We do not have pear trees but Curt’s folks had a pear tree which was very prolific. Curt’s Dad, Harold, always had a huge garden and Curt’s Mom, Jane, was a canner. In the fall when everything was getting ripe there was always a flurry of jars and lids and rings and hot water baths and pressure cooking going on in her kitchen. This had lessened over the years because the four kids had grown up and moved out a long time ago so there weren’t as many mouths to feed. Also in her last years Jane developed some dementia so it wasn’t a wise idea to have her coordinating the incredible process of peeling and coring and blanching and fire and water that resulted in a pantry stocked with fruit and vegetables. However, they still couldn’t see all that good produce go to waste and probably together still did a few quarts of chowder and dill pickles. Harold died in August 2010. Curt’s sister, Mary, moved in with Mom until a suitable living arrangement could be found. In the meantime the garden kept ripening and the trees kept producing their fruit. The pear tree was loaded. Jane insisted on canning the pears and Curt’s sister had no choice but to join in, supervise and basically do it all since Jane was becoming increasingly forgetful.

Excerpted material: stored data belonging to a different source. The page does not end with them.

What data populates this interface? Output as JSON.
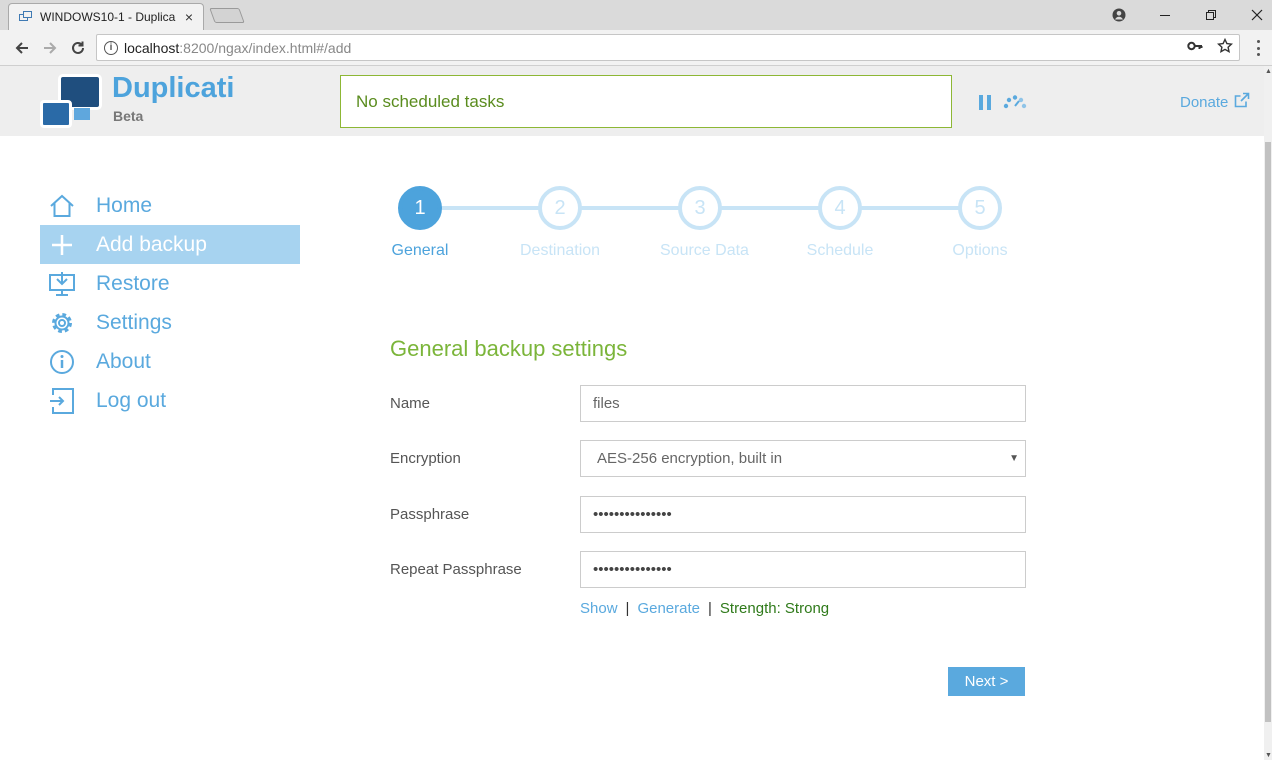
{
  "browser": {
    "tab_title": "WINDOWS10-1 - Duplica",
    "tab_close": "×",
    "url_host": "localhost",
    "url_path": ":8200/ngax/index.html#/add",
    "window_controls": [
      "minimize",
      "restore",
      "close"
    ]
  },
  "app": {
    "name": "Duplicati",
    "subtitle": "Beta",
    "status": "No scheduled tasks",
    "donate": "Donate",
    "accent_color": "#4da3dc",
    "success_color": "#7bb53a"
  },
  "sidebar": {
    "items": [
      {
        "label": "Home",
        "icon": "home-icon",
        "active": false
      },
      {
        "label": "Add backup",
        "icon": "plus-icon",
        "active": true
      },
      {
        "label": "Restore",
        "icon": "restore-icon",
        "active": false
      },
      {
        "label": "Settings",
        "icon": "gear-icon",
        "active": false
      },
      {
        "label": "About",
        "icon": "info-icon",
        "active": false
      },
      {
        "label": "Log out",
        "icon": "logout-icon",
        "active": false
      }
    ]
  },
  "wizard": {
    "steps": [
      {
        "number": "1",
        "label": "General",
        "active": true
      },
      {
        "number": "2",
        "label": "Destination",
        "active": false
      },
      {
        "number": "3",
        "label": "Source Data",
        "active": false
      },
      {
        "number": "4",
        "label": "Schedule",
        "active": false
      },
      {
        "number": "5",
        "label": "Options",
        "active": false
      }
    ]
  },
  "form": {
    "title": "General backup settings",
    "name_label": "Name",
    "name_value": "files",
    "encryption_label": "Encryption",
    "encryption_value": "AES-256 encryption, built in",
    "passphrase_label": "Passphrase",
    "passphrase_value": "•••••••••••••••",
    "repeat_label": "Repeat Passphrase",
    "repeat_value": "•••••••••••••••",
    "show_link": "Show",
    "separator": "|",
    "generate_link": "Generate",
    "strength": "Strength: Strong",
    "next_button": "Next >"
  }
}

The following April (2011) Jane, the canner joined Harold, the gardener and the children cleaned up the estate and divided up the more recent canned food, which included the pears.

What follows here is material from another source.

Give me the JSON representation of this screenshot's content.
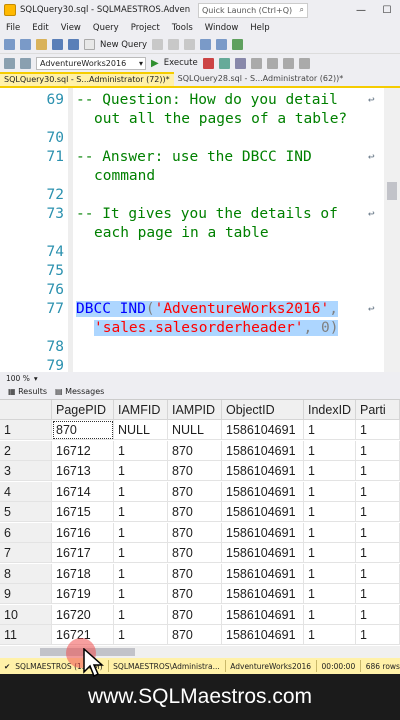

When we opened the sealed jars last week, the pears were firm, had good color and taste. Curt wondered if, like a pineapple upside-down cake, there might be a pear equivalent and sure enough the internet came through again. Thus I give you:
Caramel Pear Upside Down Cake (modified from a modified recipe)
1/2 C dark brown sugar
1/4 C unsalted butter
2-3 ripe pears, peeled, cored and sliced (or a pint and a half of Jane’s canned pears)
1 C flour
2 tsp baking powder
pinch of salt
1 C granulated sugar
3 medium-sized eggs
1/2 C plain yogurt or sour cream
1/4 tsp vanilla extract
1/2 C vegetable oil
Preheat oven to 350 degrees. Grease a 9″ cake pan, then put a round piece of parchment paper in the bottom.
In a small pan, melt the butter and brown sugar over a medium heat. While the butter and sugar are melting, arrange the pears in the pan. Once the butter and sugar are melted, carefully pour over the pears.
In a medium bowl, combine the flour, baking powder and salt. In a bowl, beat the eggs, sugar, yogurt, vanilla and oil. When the wet ingredients are well combined, gently mix them into the dry. Do not over mix.
Now the tricky part. When cool, place a plate on top of the pan and turn it over to release it from the pan. Peal off the parchment paper. If for some reason a pear sticks to the paper, gently remove and place it back where its supposed to be. No one will know the difference. Ours didn’t stick!
Serve each slice with a dollop of whipped cream. Thanks Jane and Mary, the cake was delicious.